Fat Chance

Your weight indicates your health

I started putting on weight after I left a dream job. By “dream job” I mean, the kind of job that made me the toast of cocktail parties. The kind of job that literally, one out of every three people I knew or met, would say, “you have my dream job.”

It was in professional sports. It was demanding. It was exciting. It was backbreaking. It was glamorous. But it was just a job. At the end of the day, my thought, not my response though,  when someone said, “you have my dream job” was, “you need better dreams.”

Anyway, after I left, I started gaining weight. I hadn’t changed my eating or drinking habits. I was a  bit more sedentary, but not that much. The reality was, my metabolism was changing as I moved into mid-life, and I didn’t realize it.

Inside my head I was still 25, half of my actual age. I don’t think I’m the only one whose self-image has nothing to with reality. I wrote a short story that included a passage discussing the cognitive dissonance between self-perception and chronological reality.

“Marty looked up, startled by his reflection in the bathroom mirror, experiencing the shock of waking from a deep slumber, drowsily groping for the light switch on the wall and, for a nanosecond, glimpsing a stranger in the mirror.”

Without understanding the age-related changes taking place,  all I knew was my weight became a huge source of shame.
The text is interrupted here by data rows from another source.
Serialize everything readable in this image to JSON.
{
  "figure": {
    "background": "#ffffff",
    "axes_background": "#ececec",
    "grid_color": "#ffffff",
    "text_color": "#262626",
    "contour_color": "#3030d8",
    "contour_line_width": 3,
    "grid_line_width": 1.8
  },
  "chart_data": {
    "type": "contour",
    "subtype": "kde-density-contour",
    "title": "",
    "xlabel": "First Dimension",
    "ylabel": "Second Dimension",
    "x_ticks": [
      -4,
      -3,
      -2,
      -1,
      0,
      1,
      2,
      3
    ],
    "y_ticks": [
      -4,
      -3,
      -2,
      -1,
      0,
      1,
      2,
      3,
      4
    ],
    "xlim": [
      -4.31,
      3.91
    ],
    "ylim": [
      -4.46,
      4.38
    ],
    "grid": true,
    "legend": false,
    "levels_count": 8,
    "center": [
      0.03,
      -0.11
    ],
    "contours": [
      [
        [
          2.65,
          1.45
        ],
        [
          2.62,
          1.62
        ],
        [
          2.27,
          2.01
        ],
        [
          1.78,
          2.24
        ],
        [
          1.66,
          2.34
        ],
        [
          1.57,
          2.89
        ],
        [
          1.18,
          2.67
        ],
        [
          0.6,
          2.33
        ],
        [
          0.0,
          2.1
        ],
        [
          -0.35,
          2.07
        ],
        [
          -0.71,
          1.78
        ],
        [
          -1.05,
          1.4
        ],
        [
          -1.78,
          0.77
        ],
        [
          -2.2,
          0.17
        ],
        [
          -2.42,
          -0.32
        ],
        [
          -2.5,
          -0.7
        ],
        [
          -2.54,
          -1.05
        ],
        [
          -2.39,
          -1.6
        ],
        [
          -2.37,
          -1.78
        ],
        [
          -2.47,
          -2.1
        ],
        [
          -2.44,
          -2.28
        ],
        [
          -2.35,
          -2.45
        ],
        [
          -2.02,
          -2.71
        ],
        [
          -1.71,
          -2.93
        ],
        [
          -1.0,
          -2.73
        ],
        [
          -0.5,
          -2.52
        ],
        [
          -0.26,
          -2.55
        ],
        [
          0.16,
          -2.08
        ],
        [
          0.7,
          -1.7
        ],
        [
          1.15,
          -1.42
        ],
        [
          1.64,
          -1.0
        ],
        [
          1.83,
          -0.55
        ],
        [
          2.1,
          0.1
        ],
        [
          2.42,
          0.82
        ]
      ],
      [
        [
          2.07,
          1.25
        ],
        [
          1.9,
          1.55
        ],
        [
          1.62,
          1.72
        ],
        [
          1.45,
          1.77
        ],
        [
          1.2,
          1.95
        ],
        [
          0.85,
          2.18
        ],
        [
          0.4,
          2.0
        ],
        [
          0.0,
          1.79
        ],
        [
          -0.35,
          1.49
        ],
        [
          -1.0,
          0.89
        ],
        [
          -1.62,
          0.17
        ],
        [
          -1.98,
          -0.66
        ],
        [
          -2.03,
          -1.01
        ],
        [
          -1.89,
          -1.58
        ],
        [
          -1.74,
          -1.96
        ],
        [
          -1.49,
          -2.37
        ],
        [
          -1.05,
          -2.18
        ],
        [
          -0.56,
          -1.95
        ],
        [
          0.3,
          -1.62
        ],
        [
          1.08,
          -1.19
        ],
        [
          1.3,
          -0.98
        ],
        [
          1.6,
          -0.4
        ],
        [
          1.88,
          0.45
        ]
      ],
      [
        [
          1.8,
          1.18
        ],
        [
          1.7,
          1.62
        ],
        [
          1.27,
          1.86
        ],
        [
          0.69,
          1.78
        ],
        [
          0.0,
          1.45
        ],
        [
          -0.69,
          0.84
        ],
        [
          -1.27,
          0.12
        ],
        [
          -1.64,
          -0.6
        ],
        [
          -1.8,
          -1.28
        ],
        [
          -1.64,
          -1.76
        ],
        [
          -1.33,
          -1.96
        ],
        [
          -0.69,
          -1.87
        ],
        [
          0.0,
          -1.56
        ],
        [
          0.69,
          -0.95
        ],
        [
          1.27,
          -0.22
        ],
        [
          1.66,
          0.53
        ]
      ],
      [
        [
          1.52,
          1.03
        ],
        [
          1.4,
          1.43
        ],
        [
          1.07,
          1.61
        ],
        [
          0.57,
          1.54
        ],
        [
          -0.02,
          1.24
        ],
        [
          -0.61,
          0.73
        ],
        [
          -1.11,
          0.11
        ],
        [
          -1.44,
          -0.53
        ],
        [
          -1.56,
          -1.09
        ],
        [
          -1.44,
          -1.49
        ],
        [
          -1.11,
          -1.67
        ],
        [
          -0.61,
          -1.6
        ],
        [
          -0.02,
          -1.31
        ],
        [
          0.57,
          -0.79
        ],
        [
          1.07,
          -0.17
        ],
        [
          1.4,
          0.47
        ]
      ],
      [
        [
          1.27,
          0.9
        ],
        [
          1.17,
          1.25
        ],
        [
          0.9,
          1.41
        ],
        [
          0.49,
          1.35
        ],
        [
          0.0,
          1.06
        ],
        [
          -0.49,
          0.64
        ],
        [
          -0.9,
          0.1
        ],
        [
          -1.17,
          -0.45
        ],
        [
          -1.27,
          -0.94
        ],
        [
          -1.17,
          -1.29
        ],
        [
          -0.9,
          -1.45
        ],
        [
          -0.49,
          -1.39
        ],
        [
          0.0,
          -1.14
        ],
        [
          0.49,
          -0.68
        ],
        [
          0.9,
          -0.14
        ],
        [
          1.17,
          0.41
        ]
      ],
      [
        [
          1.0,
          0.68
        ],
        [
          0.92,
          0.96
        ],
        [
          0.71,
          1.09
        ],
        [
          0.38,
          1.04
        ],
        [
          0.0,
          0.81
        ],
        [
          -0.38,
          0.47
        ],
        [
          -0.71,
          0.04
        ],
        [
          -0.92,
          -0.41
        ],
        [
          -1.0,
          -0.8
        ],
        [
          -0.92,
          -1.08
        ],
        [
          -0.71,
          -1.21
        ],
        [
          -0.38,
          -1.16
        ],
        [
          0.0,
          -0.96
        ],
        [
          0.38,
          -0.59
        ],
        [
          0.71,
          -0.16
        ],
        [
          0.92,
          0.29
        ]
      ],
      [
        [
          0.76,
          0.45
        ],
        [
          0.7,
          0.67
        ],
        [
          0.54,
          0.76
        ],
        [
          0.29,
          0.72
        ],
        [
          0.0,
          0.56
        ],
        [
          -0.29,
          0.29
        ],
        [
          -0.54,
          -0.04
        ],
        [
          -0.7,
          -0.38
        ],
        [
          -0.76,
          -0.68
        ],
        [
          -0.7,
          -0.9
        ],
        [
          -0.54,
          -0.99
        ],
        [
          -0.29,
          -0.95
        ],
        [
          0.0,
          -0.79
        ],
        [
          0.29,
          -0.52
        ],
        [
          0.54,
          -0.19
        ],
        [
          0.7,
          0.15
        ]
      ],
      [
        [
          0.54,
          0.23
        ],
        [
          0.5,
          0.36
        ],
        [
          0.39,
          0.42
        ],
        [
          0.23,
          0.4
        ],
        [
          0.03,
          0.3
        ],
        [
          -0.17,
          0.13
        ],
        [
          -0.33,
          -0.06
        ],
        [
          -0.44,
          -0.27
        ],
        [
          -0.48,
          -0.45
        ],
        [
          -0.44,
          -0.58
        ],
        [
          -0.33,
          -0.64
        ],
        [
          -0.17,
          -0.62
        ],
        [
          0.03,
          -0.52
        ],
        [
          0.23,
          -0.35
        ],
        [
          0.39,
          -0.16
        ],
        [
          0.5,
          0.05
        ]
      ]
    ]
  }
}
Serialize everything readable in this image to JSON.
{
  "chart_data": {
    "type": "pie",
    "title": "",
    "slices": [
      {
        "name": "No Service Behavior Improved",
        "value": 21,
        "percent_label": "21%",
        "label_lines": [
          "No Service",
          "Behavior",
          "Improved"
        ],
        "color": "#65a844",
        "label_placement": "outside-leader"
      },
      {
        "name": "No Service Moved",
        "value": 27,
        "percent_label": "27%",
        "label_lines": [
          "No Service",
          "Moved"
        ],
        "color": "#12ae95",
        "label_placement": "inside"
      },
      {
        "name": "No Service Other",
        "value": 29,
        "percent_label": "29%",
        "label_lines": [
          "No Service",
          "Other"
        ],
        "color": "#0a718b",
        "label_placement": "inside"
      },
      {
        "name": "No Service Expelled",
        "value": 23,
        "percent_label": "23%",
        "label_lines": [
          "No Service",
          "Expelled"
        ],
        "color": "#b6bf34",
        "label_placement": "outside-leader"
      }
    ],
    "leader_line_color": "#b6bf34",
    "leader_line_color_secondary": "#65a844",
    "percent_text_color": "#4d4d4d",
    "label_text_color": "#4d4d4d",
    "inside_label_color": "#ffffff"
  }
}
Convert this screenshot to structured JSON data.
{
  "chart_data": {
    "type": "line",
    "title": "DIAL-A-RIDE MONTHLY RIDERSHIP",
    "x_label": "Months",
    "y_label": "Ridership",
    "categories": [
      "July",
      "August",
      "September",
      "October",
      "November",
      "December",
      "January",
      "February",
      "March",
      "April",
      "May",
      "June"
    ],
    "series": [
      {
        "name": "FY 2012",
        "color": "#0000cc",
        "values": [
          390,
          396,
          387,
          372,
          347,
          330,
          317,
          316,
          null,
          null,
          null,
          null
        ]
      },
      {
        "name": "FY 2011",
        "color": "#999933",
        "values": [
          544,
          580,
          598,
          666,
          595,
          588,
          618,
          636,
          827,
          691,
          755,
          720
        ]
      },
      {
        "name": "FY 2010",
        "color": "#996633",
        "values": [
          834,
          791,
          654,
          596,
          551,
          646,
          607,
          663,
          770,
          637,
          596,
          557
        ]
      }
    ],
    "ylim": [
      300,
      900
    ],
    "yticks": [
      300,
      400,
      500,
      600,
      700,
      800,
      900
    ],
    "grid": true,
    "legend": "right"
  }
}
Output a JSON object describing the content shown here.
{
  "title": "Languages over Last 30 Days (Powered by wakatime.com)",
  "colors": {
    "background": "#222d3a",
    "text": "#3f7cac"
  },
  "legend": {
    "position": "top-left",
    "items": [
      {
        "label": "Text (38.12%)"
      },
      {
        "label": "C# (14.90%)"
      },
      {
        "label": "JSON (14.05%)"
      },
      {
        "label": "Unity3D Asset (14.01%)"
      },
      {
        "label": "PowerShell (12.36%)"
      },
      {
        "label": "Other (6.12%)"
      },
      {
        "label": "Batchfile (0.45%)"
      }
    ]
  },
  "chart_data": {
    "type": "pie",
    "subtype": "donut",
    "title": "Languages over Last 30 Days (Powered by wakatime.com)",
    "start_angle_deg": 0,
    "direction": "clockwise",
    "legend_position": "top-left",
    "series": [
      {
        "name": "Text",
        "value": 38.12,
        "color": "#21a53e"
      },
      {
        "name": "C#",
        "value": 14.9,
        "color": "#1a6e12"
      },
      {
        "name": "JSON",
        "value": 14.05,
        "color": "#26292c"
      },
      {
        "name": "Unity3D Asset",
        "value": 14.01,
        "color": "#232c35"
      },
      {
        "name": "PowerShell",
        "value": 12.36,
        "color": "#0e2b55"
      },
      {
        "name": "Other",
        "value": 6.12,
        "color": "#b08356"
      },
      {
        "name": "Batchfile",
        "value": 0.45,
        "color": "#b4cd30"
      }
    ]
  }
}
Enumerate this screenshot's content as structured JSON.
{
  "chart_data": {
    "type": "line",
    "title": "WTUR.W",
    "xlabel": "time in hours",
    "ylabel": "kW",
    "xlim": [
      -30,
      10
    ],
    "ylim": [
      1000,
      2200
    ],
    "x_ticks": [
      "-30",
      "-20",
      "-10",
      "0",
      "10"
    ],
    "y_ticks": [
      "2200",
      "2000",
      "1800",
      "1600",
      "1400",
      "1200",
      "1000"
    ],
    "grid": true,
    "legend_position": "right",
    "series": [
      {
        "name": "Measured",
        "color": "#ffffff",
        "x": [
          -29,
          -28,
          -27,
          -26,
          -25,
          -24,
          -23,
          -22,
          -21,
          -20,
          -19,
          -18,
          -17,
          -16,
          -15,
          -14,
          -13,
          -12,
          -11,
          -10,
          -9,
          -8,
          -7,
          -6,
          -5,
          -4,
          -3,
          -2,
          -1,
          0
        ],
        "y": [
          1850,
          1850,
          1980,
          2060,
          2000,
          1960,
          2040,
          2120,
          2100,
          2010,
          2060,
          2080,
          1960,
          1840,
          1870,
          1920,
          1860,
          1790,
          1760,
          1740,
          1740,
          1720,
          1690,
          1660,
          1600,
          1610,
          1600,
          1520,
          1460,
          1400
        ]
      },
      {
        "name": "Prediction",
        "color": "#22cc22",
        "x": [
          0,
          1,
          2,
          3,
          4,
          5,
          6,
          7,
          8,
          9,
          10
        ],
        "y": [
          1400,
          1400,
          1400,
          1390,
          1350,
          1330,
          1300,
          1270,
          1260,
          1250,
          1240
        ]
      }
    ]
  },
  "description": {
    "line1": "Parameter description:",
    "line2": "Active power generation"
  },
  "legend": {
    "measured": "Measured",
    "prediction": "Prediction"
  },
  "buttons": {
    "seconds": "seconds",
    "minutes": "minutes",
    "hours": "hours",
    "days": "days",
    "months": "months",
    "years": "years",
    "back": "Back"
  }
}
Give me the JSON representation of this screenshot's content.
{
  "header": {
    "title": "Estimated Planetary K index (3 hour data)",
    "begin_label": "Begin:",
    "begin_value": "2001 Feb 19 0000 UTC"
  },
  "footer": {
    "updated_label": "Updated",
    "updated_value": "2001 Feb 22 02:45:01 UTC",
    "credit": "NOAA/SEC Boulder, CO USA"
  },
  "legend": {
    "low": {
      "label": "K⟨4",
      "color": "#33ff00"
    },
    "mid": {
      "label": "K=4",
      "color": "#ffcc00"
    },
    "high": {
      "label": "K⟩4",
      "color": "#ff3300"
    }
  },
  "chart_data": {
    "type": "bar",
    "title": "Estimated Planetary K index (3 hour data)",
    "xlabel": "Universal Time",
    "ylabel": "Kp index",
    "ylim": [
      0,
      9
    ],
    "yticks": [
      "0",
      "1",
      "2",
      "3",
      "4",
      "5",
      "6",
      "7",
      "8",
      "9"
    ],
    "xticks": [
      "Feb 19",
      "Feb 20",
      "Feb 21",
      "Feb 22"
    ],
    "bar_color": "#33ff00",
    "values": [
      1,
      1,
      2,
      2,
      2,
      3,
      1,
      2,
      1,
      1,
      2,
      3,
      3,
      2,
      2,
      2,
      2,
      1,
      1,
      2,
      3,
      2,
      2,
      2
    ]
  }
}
My self-confidence was already tenuous as I realized how much of my identity I derived from my “dream job”. For my wife Caroline, my weight became a convenient explanation for the chasm between me and  rest of family.

“I’m worried about your health. I like walking and bike-riding. They’re really important to me. They’re really important to your daughters and I want someone I can share that with, into old age.”

The psychology of shame is tricky, For some, my wife for example, a New England Yankee it isn’t tricky. You have a problem? Pick yourself up by your bootstraps and fix it.

Life is a tad more complicated for me. And others. If everyone was like Caroline I suspect there’d be no self-help industry. There’d be no “weight doctor”  for me to go to and spend hundreds of dollars for naught.

Some people handle their shame by spiraling into a worse place, engaging in behaviors that feed the sources of their pain. That was where I eventually ended up.

Through therapy, I no longer consider my shame a taboo subject. That transformation has allowed me to put the causes in perspective. To develop a gameplan. To stop being harder on myself than I am with everyone else in my life.

And maybe, most importantly to give myself a chance.

And, that’s what I’m doing.

6 thoughts on “Fat Chance

  1. I am quite fabulous in my mind. I don’t see myself as others see me, I’m sure. I think that’s just normal. It’s interesting to me though that men feel the same way. I thought that was only a woman thing.

    Liked by 1 person

    1. Good point! I am surprised by how few blogs like this I’ve seen from a male perspective. I suspect that we are all having similar experiences and don’t know it. I think I touch on that in tomorrow’s post. Feel free to share/subscribe/send spare change… 🙂


  2. I’ve struggled with my weight since I was a toddler. Baby pictures that look like the Michelin Man. I put on weight and feel bad about myself. lose weight and feel better, but (at least in the past) have slid back into bad eating habits. I was walking one of my dogs around a playground this morning and these 7 -10 year were playing a game that involved them shouting about a shame tower. I thought, as I heard them that some shame could do The Donald some good (probably too late at his age). I don’t think shame (in small doses) is always necessarily a bad thing as it can motivate us to change.